Install the dependencies:
pip install -r requirements.txt
$ ./dicelist -h
usage: dicelist [-h] -i INFILE -o OUTFILE [-n NUM_DICE] [-c COUNT_THRESH]
[-l LEN_MIN] [-u LEN_MAX] [-s STALE_THRESH] [-S STEP_THRESH]
options:
-h, --help show this help message and exit
-i INFILE, --infile INFILE
Corpora file
-o OUTFILE, --outfile OUTFILE
Output word list file
-n NUM_DICE, --num-dice NUM_DICE
Number of dice (default: 5)
-c COUNT_THRESH, --count-thresh COUNT_THRESH
Disregard words with fewer occurrences (default: 50)

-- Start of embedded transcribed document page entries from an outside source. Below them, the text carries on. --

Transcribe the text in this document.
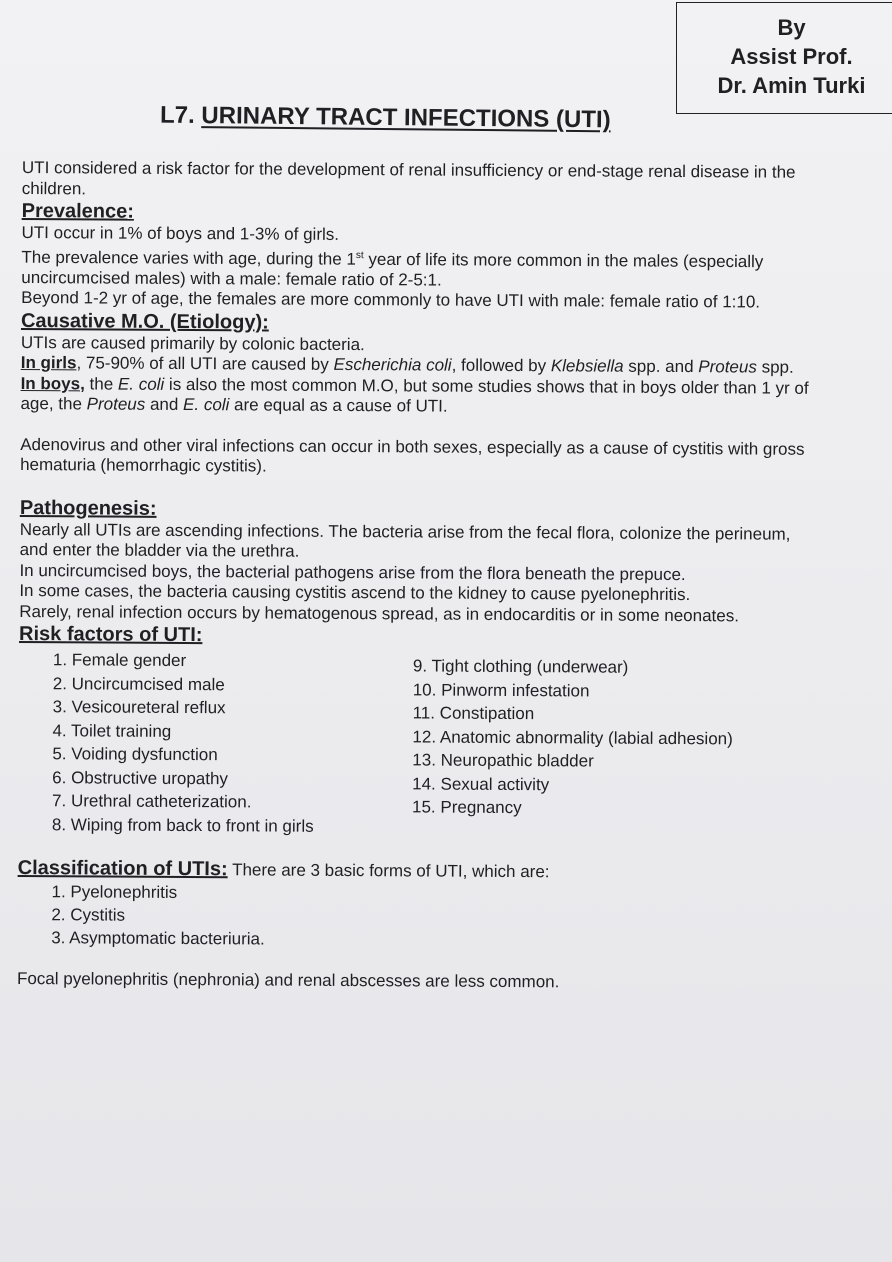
By
Assist Prof.
Dr. Amin Turki
L7. URINARY TRACT INFECTIONS (UTI)

UTI considered a risk factor for the development of renal insufficiency or end-stage renal disease in the children.

Prevalence:

UTI occur in 1% of boys and 1-3% of girls.

The prevalence varies with age, during the 1st year of life its more common in the males (especially uncircumcised males) with a male: female ratio of 2-5:1.

Beyond 1-2 yr of age, the females are more commonly to have UTI with male: female ratio of 1:10.

Causative M.O. (Etiology):

UTIs are caused primarily by colonic bacteria.

In girls, 75-90% of all UTI are caused by Escherichia coli, followed by Klebsiella spp. and Proteus spp.

In boys, the E. coli is also the most common M.O, but some studies shows that in boys older than 1 yr of age, the Proteus and E. coli are equal as a cause of UTI.

Adenovirus and other viral infections can occur in both sexes, especially as a cause of cystitis with gross hematuria (hemorrhagic cystitis).

Pathogenesis:

Nearly all UTIs are ascending infections. The bacteria arise from the fecal flora, colonize the perineum, and enter the bladder via the urethra.

In uncircumcised boys, the bacterial pathogens arise from the flora beneath the prepuce.

In some cases, the bacteria causing cystitis ascend to the kidney to cause pyelonephritis.

Rarely, renal infection occurs by hematogenous spread, as in endocarditis or in some neonates.

Risk factors of UTI:
1. Female gender
2. Uncircumcised male
3. Vesicoureteral reflux
4. Toilet training
5. Voiding dysfunction
6. Obstructive uropathy
7. Urethral catheterization.
8. Wiping from back to front in girls
9. Tight clothing (underwear)
10. Pinworm infestation
11. Constipation
12. Anatomic abnormality (labial adhesion)
13. Neuropathic bladder
14. Sexual activity
15. Pregnancy

Classification of UTIs: There are 3 basic forms of UTI, which are:

1. Pyelonephritis
2. Cystitis
3. Asymptomatic bacteriuria.

Focal pyelonephritis (nephronia) and renal abscesses are less common.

-l LEN_MIN, --len-min LEN_MIN
Minimum word length (default: 3)
-u LEN_MAX, --len-max LEN_MAX
Maximum word length (default: 15)
-s STALE_THRESH, --stale-thresh STALE_THRESH
Number of optimizations after which solution is
considered stale (default: 100)
-S STEP_THRESH, --step-thresh STEP_THRESH
Maximum number of optimizations steps to perform
(default: 100000)
To make passphrases more memorable, this tool maximizes the overall Damerau–Levenshtein distance between word pairs.
A symmetric matrix of distance values is created from all word pairs extracted from the corpus. That matrix is sorted in descending order by the word frequency in the input corpus. The most frequent 2^(number of dice) words in that matrix constitute the initial word list. The objective function is the sum of all distance values in that sub-matrix of initial words.
The brute-force algorithm implemented in this tool picks a column from the initial words sub-matrix at random. This column and the corresponding row of the symmetric matrix is swapped with the first column and row outside the initial word sub-matrix. If the resulting objective value is smaller than the previous one, the previous operation is reverted and the subsequent outside column is tried. Otherwise, a new random column inside the word list is picked.
The algorithm terminates once a configurable number of steps or unsuccessful swap operations has been performed.
- The number of sides per die is currently hardcoded to 6.
- The brute force approach may result in performance issues on large word list.
- The algorithm is inefficient.
- The algorithm is not parallelized.
Copyright 2023 Alexander Senier
Licensed under the Apache License, Version 2.0 (the "License"); you may not use this file except in compliance with the License. You may obtain a copy of the License at
http://www.apache.org/licenses/LICENSE-2.0
Unless required by applicable law or agreed to in writing, software distributed under the License is distributed on an "AS IS" BASIS, WITHOUT WARRANTIES OR CONDITIONS OF ANY KIND, either express or implied. See the License for the specific language governing permissions and limitations under the License.